The speed-up is significant.

Notice that we parallelize across households rather than over time – updates of an individual household across time periods are inherently sequential.

For GPU-based parallelization, see our lectures on JAX.

13.5. Exercises#

Exercise 13.1

Previously we considered how to approximate \(\pi\) by Monte Carlo.

Use the same idea here, but make the code efficient using Numba.

Compare speed with and without Numba when the sample size is large.

Exercise 13.2

In the Introduction to Quantitative Economics with Python lecture series you can learn all about finite-state Markov chains.

For now, let’s just concentrate on simulating a very simple example of such a chain.

Suppose that the volatility of returns on an asset can be in one of two regimes — high or low.

The transition probabilities across states are as follows

_images/nfs_ex1.png

For example, let the period length be one day, and suppose the current state is high.

We see from the graph that the state tomorrow will be

  • high with probability 0.8

  • low with probability 0.2

Your task is to simulate a sequence of daily volatility states according to this rule.

Set the length of the sequence to n = 1_000_000 and start in the high state.

Implement a pure Python version and a Numba version, and compare speeds.

To test your code, evaluate the fraction of time that the chain spends in the low state.

If your code is correct, it should be about 2/3.

Exercise 13.3

In an earlier exercise, we used Numba to accelerate an effort to compute the constant \(\pi\) by Monte Carlo.

Now try adding parallelization and see if you get further speed gains.

You should not expect huge gains here because, while there are many independent tasks (draw point and test if in circle), each one has low execution time.

Generally speaking, parallelization is less effective when the individual tasks to be parallelized are very small relative to total execution time.

This is due to overheads associated with spreading all of these small tasks across multiple CPUs.

Nevertheless, with suitable hardware, it is possible to get nontrivial speed gains in this exercise.

For the size of the Monte Carlo simulation, use something substantial, such as n = 100_000_000.

Exercise 13.4

In our lecture on SciPy, we discussed pricing a call option in a setting where the underlying stock price had a simple and well-known distribution.

Here we discuss a more realistic setting.

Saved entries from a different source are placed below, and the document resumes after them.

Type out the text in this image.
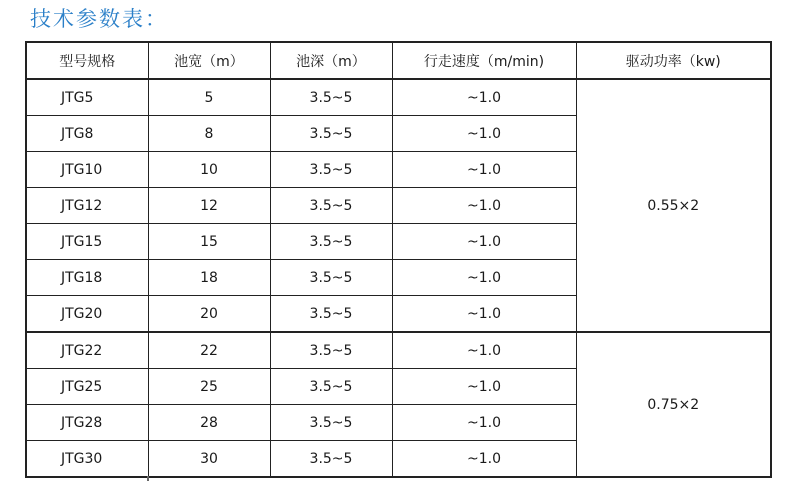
技术参数表：
型号规格	池宽（m）	池深（m）	行走速度（m/min)	驱动功率（kw)
JTG5	5	3.5~5	~1.0	0.55×2
JTG8	8	3.5~5	~1.0	
JTG10	10	3.5~5	~1.0	
JTG12	12	3.5~5	~1.0	
JTG15	15	3.5~5	~1.0	
JTG18	18	3.5~5	~1.0	
JTG20	20	3.5~5	~1.0	
JTG22	22	3.5~5	~1.0	0.75×2
JTG25	25	3.5~5	~1.0	
JTG28	28	3.5~5	~1.0	
JTG30	30	3.5~5	~1.0	
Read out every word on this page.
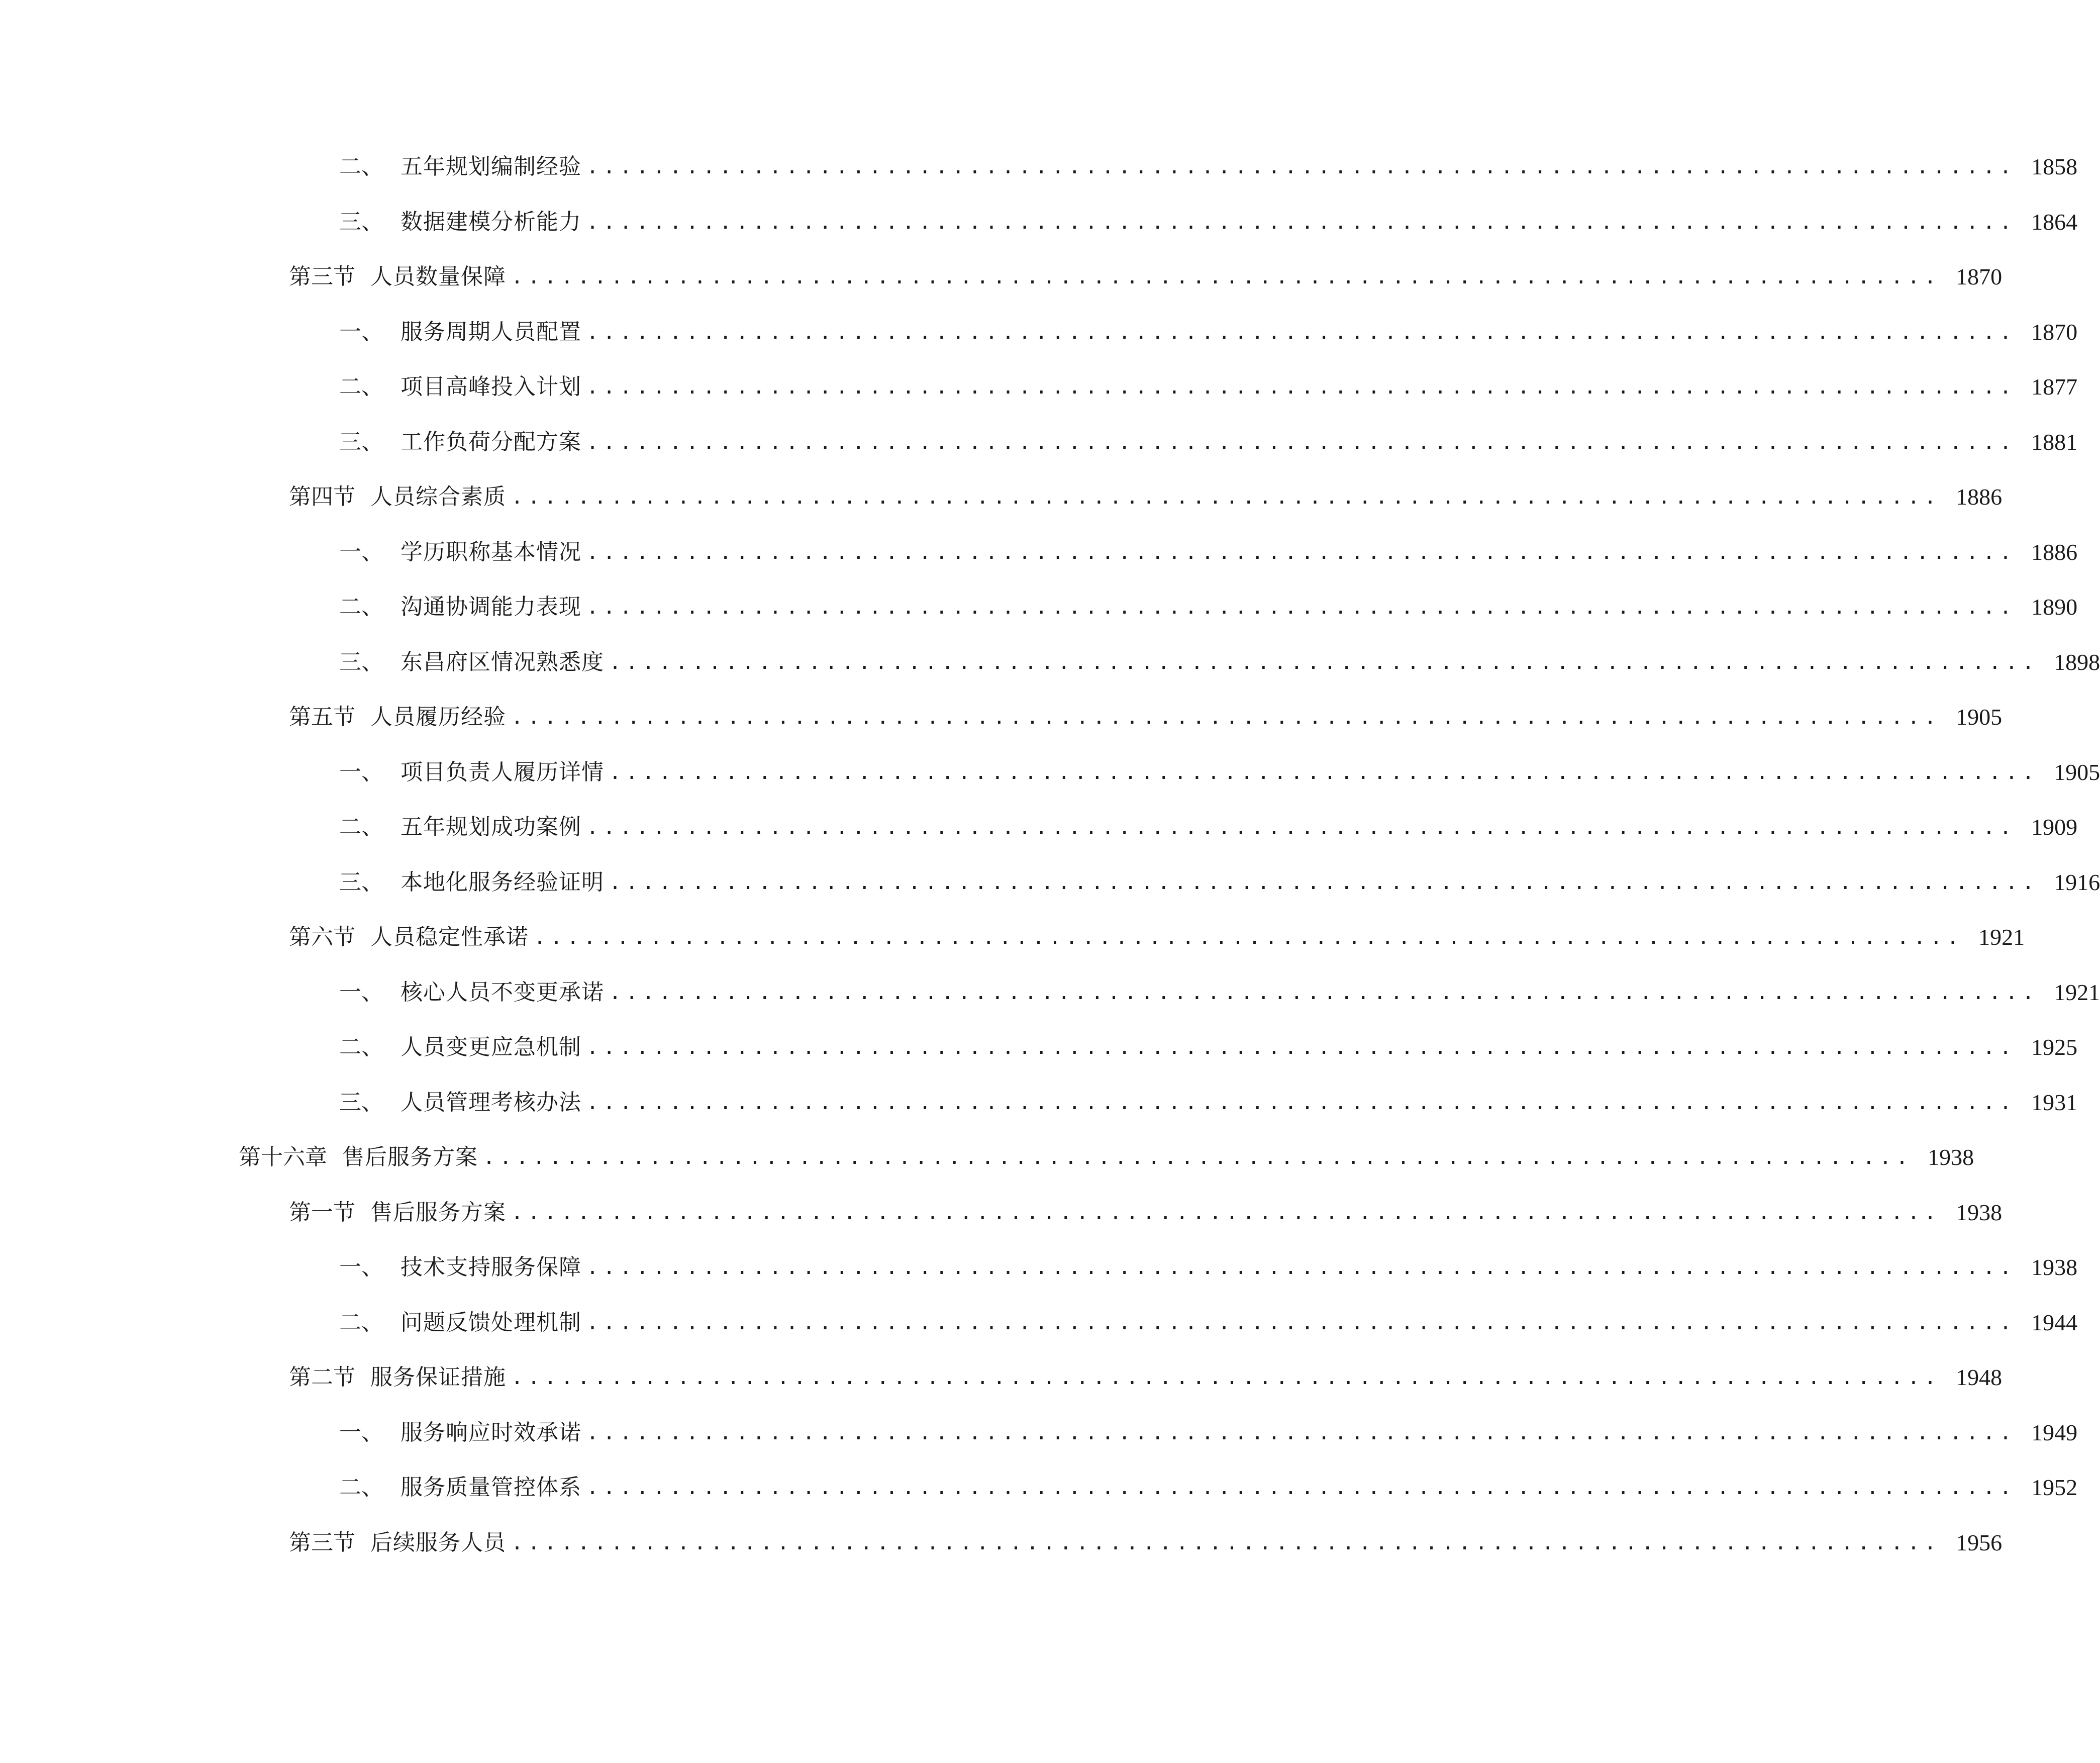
二、 五年规划编制经验 ...................................................................................... 1858
三、 数据建模分析能力 ...................................................................................... 1864
第三节 人员数量保障 ...................................................................................... 1870
一、 服务周期人员配置 ...................................................................................... 1870
二、 项目高峰投入计划 ...................................................................................... 1877
三、 工作负荷分配方案 ...................................................................................... 1881
第四节 人员综合素质 ...................................................................................... 1886
一、 学历职称基本情况 ...................................................................................... 1886
二、 沟通协调能力表现 ...................................................................................... 1890
三、 东昌府区情况熟悉度 ...................................................................................... 1898
第五节 人员履历经验 ...................................................................................... 1905
一、 项目负责人履历详情 ...................................................................................... 1905
二、 五年规划成功案例 ...................................................................................... 1909
三、 本地化服务经验证明 ...................................................................................... 1916
第六节 人员稳定性承诺 ...................................................................................... 1921
一、 核心人员不变更承诺 ...................................................................................... 1921
二、 人员变更应急机制 ...................................................................................... 1925
三、 人员管理考核办法 ...................................................................................... 1931
第十六章 售后服务方案 ...................................................................................... 1938
第一节 售后服务方案 ...................................................................................... 1938
一、 技术支持服务保障 ...................................................................................... 1938
二、 问题反馈处理机制 ...................................................................................... 1944
第二节 服务保证措施 ...................................................................................... 1948
一、 服务响应时效承诺 ...................................................................................... 1949
二、 服务质量管控体系 ...................................................................................... 1952
第三节 后续服务人员 ...................................................................................... 1956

We recall that the price of the option obeys

\[ P = \beta^n \mathbb E \max\{ S_n - K, 0 \} \]

where

  1. \(\beta\) is a discount factor,

  2. \(n\) is the expiry date,

  3. \(K\) is the strike price and

  4. \(\{S_t\}\) is the price of the underlying asset at each time \(t\).

Suppose that n, β, K = 20, 0.99, 100.

Assume that the stock price obeys

\[ \ln \frac{S_{t+1}}{S_t} = \mu + \sigma_t \xi_{t+1} \]

where

\[ \sigma_t = \exp(h_t), \quad h_{t+1} = \rho h_t + \nu \eta_{t+1} \]

Here \(\{\xi_t\}\) and \(\{\eta_t\}\) are IID and standard normal.

(This is a stochastic volatility model, where the volatility \(\sigma_t\) varies over time.)

Use the defaults μ, ρ, ν, S0, h0 = 0.0001, 0.1, 0.001, 10, 0.

(Here S0 is \(S_0\) and h0 is \(h_0\).)

By generating \(M\) paths \(s_0, \ldots, s_n\), compute the Monte Carlo estimate

\[ \hat P_M := \beta^n \mathbb E \max\{ S_n - K, 0 \} \approx \frac{1}{M} \sum_{m=1}^M \max \{S_n^m - K, 0 \} \]

of the price, applying Numba and parallelization.